In the evening, I briefly checked my Dropbox contents, as I wanted to see how much data I should clean up before a migration (rule #1 of migrations: always do a cleanup of the source, don’t migrate things you don’t need). Luckily, there was not much to remove, and I straight away moved ahead with the migration. What follows in here are lots of screenshots I took along to way to show how easy the whole process was.

I started by logging in to the SharePoint admin center, and navigating to Migration and Cloud content migrations.

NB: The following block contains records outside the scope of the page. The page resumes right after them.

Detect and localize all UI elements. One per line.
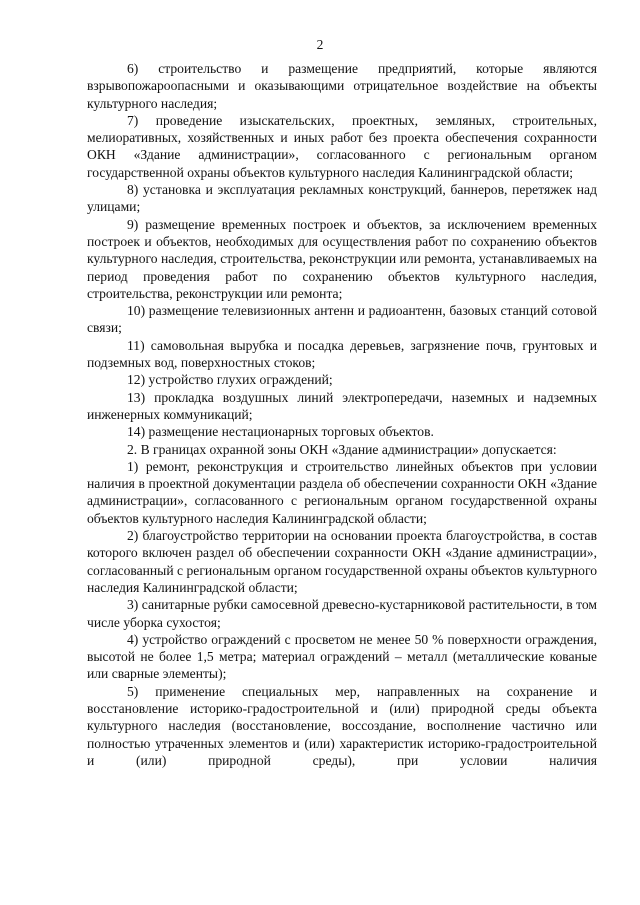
list-item-9: 9) размещение временных построек и объектов, за исключением временных построек и объектов, необходимых для осуществления работ по сохранению объектов культурного наследия, строительства, реконструкции или ремонта, устанавливаемых на период проведения работ по сохранению объектов культурного наследия, строительства, реконструкции или ремонта; — [87, 216, 597, 301]
allowed-item-4: 4) устройство ограждений с просветом не менее 50 % поверхности ограждения, высотой не более 1,5 метра; материал ограждений – металл (металлические кованые или сварные элементы); — [87, 631, 597, 682]
list-item-10: 10) размещение телевизионных антенн и радиоантенн, базовых станций сотовой связи; — [87, 303, 597, 336]
page-number: 2 — [316, 37, 324, 52]
section-2-heading: 2. В границах охранной зоны ОКН «Здание администрации» допускается: — [127, 441, 557, 457]
list-item-14: 14) размещение нестационарных торговых объектов. — [127, 424, 434, 440]
list-item-6: 6) строительство и размещение предприятий, которые являются взрывопожароопасными и оказывающими отрицательное воздействие на объекты культурного наследия; — [87, 61, 597, 111]
list-item-13: 13) прокладка воздушных линий электропередачи, наземных и надземных инженерных коммуникаций; — [87, 389, 597, 422]
allowed-item-5: 5) применение специальных мер, направленных на сохранение и восстановление историко-градостроительной и (или) природной среды объекта культурного наследия (восстановление, воссоздание, восполнение частично или полностью утраченных элементов и (или) характеристик историко-градостроительной и (или) природной среды), при условии наличия — [87, 683, 597, 768]
list-item-7: 7) проведение изыскательских, проектных, земляных, строительных, мелиоративных, хозяйственных и иных работ без проекта обеспечения сохранности ОКН «Здание администрации», согласованного с региональным органом государственной охраны объектов культурного наследия Калининградской области; — [87, 112, 597, 180]
document-body — [87, 60, 597, 769]
allowed-item-2: 2) благоустройство территории на основании проекта благоустройства, в состав которого включен раздел об обеспечении сохранности ОКН «Здание администрации», согласованный с региональным органом государственной охраны объектов культурного наследия Калининградской области; — [87, 528, 597, 595]
list-item-12: 12) устройство глухих ограждений; — [127, 372, 333, 388]
allowed-item-3: 3) санитарные рубки самосевной древесно-кустарниковой растительности, в том числе уборка сухостоя; — [87, 597, 597, 630]
allowed-item-1: 1) ремонт, реконструкция и строительство линейных объектов при условии наличия в проектной документации раздела об обеспечении сохранности ОКН «Здание администрации», согласованного с региональным органом государственной охраны объектов культурного наследия Калининградской области; — [87, 458, 597, 526]
list-item-11: 11) самовольная вырубка и посадка деревьев, загрязнение почв, грунтовых и подземных вод, поверхностных стоков; — [87, 337, 597, 371]
list-item-8: 8) установка и эксплуатация рекламных конструкций, баннеров, перетяжек над улицами; — [87, 182, 597, 215]
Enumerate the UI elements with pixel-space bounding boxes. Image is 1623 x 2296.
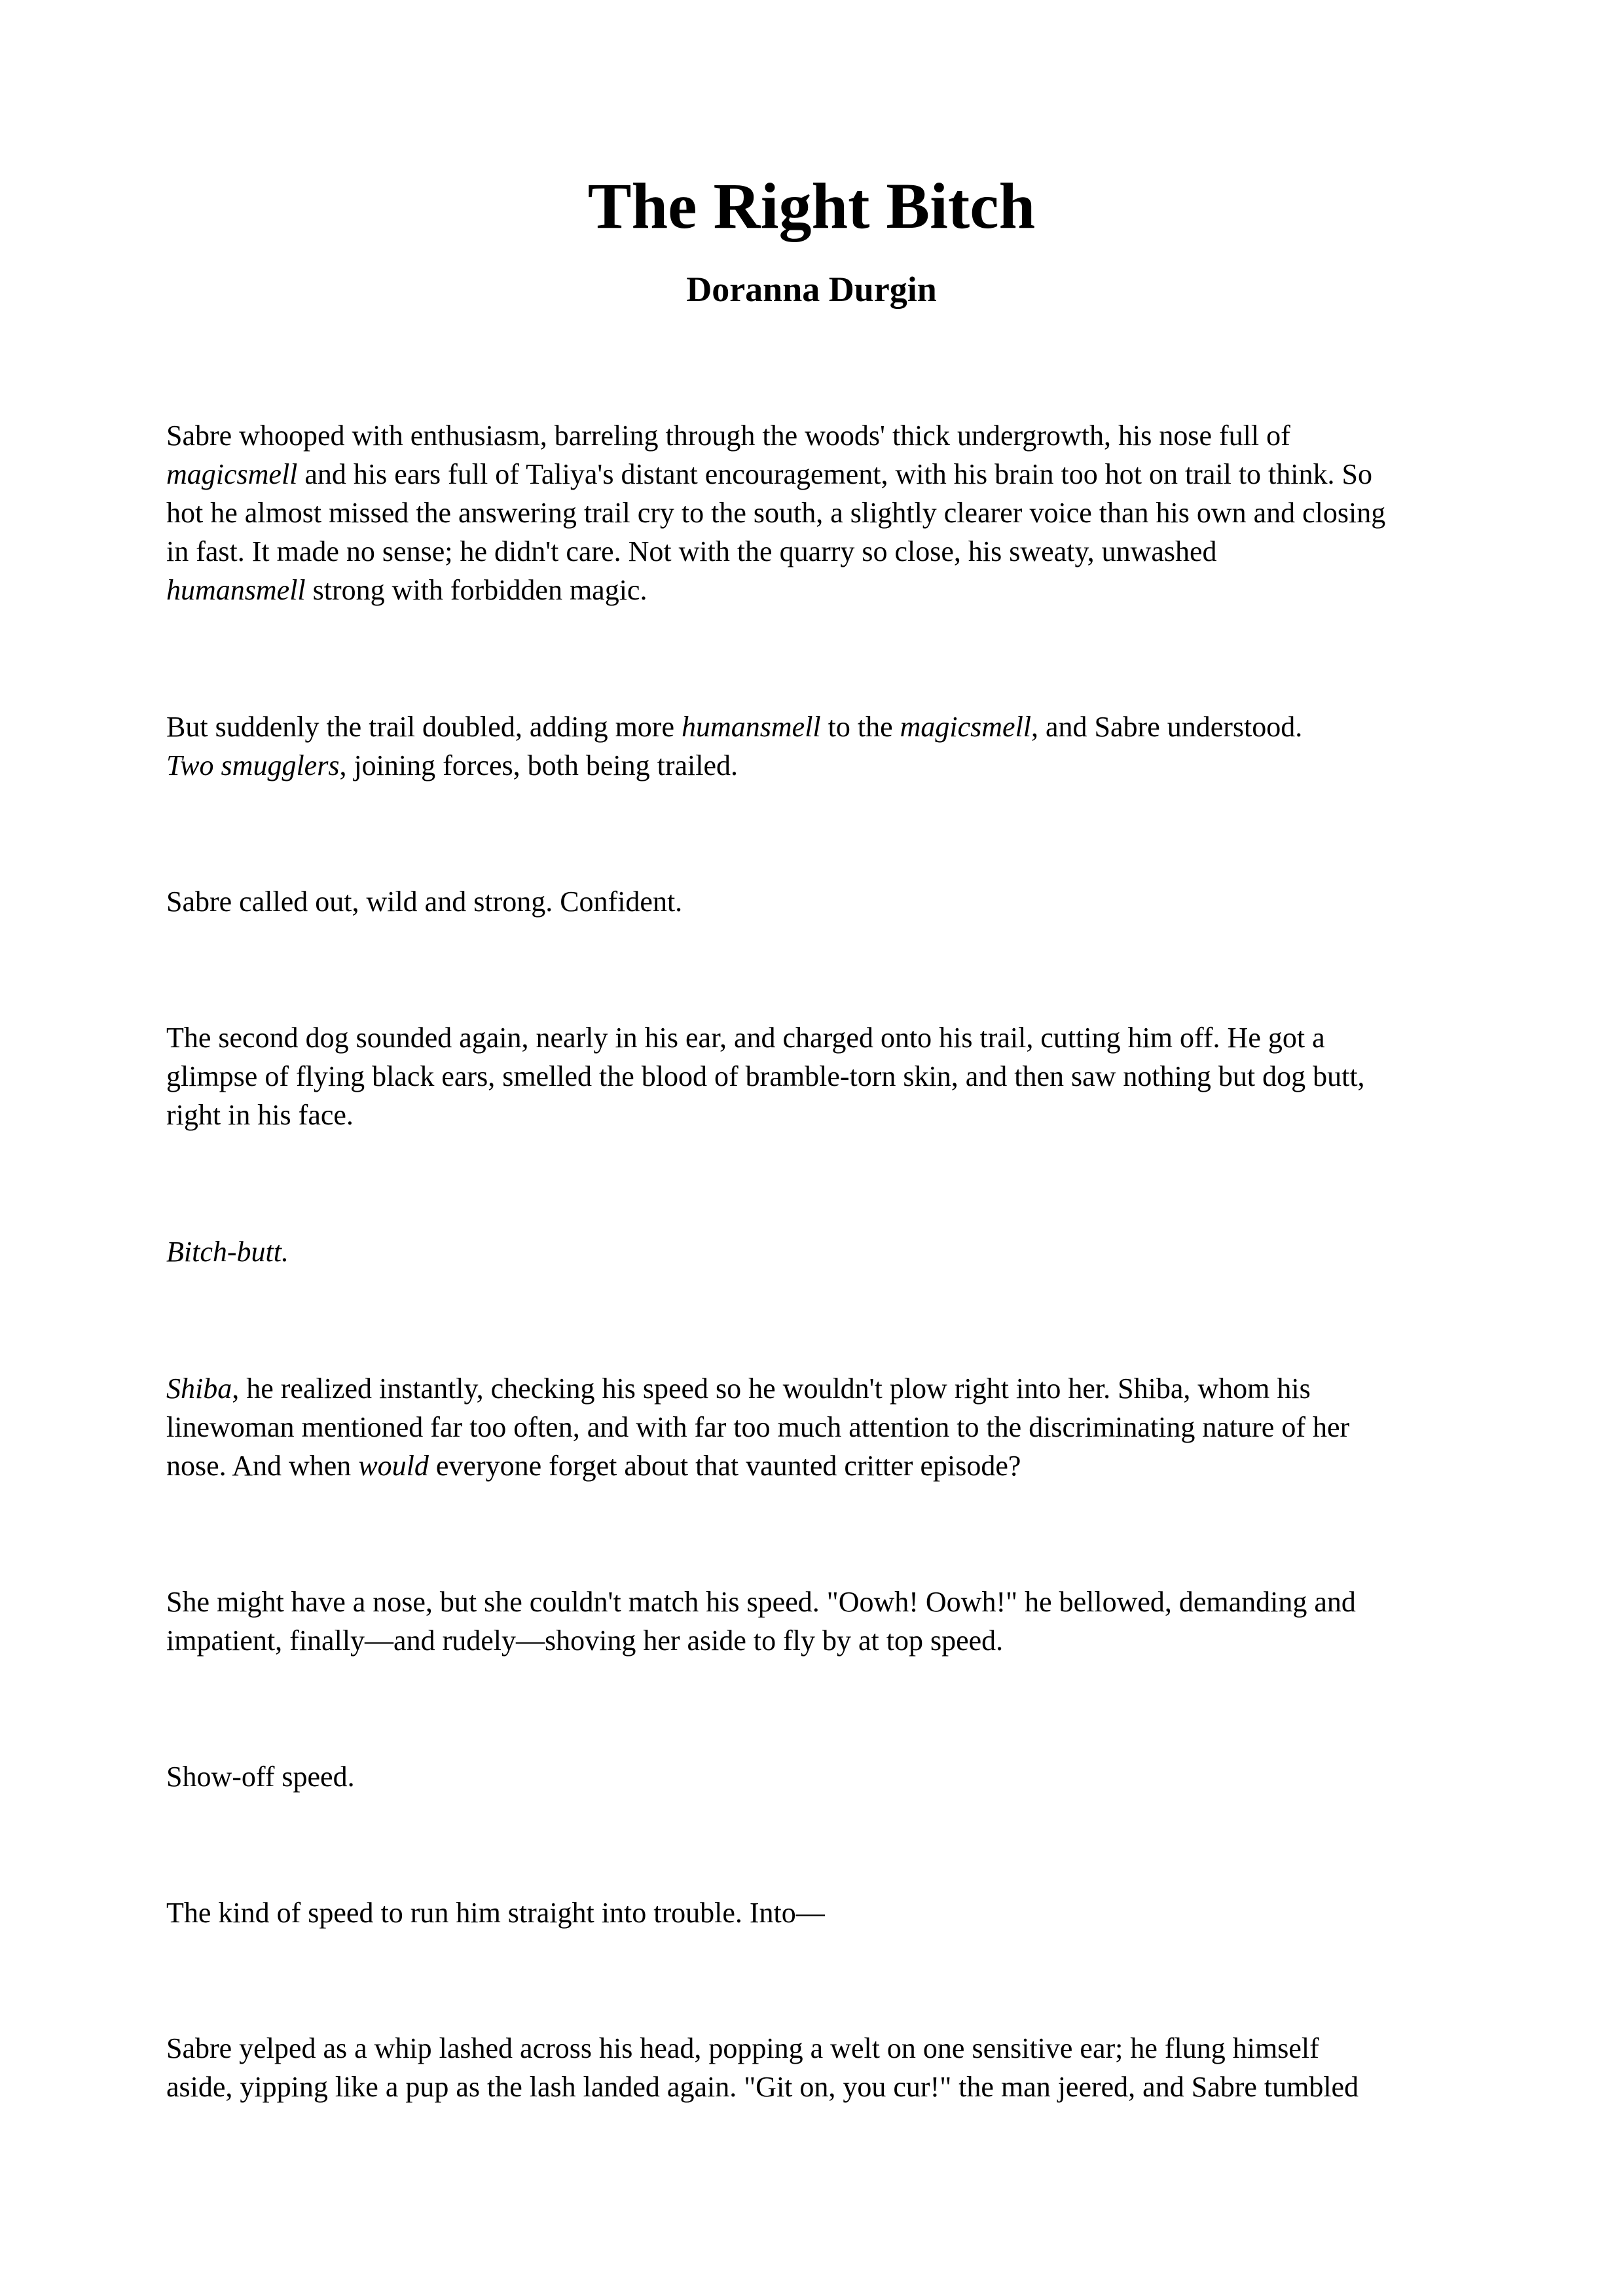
paragraph-line: aside, yipping like a pup as the lash landed again. "Git on, you cur!" the man jeered, and Sabre tumbled [166,2071,1359,2103]
paragraph-line [166,571,1476,609]
paragraph-7 [166,1583,1476,1660]
text-run: and his ears full of Taliya's distant encouragement, with his brain too hot on trail to think. So [297,458,1372,490]
paragraph-line: The second dog sounded again, nearly in his ear, and charged onto his trail, cutting him off. He got a [166,1022,1325,1054]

Clicking on Get started brought me to the mover.io website – however, I didn’t have an account yet. So I created one (no screenshots for this), and was subsequently greeted by the following screen:

Easy enough, I need to select a source (for me, Dropbox) and a destination (my OneDrive account in Office 365), and create authorised connections for both. For the Source, there are a range of Connectors available, and I selected Dropbox (Single User)

I gave the connection a name, and clicked on Authorise

And not really surprisingly, Dropbox asked me if I want to confirm that Mover can access my content – which I allowed.

Next, same thing for the destination, where I chose OneDrive for Business

I gave this connection a name as well and proceeded to click on Authorize

I had to grant Mover access to my OneDrive as well

Once this was done, I was able to see the content in both source and destination. I didn’t select anything in the source (as I wanted to migrate everything), but created a new folder in OneDrive (aptly named ‘Dropbox’) which I planned to migrate into (and at some point in the future do a proper merge of the DropBox folders with my OneDrive folders)

That’s already nearly all I had to do – the last thing to be done was to click on Start Copy.

The migration started, and I was greeted with the following dashboard, showing me how many migrations are currently running (well, only one), how many files and how much data have been migrated so far.

After a while, once some data was migrated, I clicked on my migration at the bottom and saw the following summary dialog. Of course I wanted to see more and clicked on Log

The log shows in more detail what has been migrated when, and if it succeeded or failed – something that I planned to review after the migration.

I started the migration in my evening (7.44pm), and it completed sometime after 10am the next day. Summary screen looked good with only 5 issues

Going back into the log, I filtered by Failures, and was glad to see that the failed items aren’t really important and could be copied over manually.

That’s it – 14.5 hours of migration of 36,702 files (20.2GB), a few minutes of setting it up, and another minute to verify the results – my Dropbox content is now in OneDrive.

While this may not be a very indicative result for a large scale enterprise migration, it certainly shows the power of Mover in smaller and simpler migrations.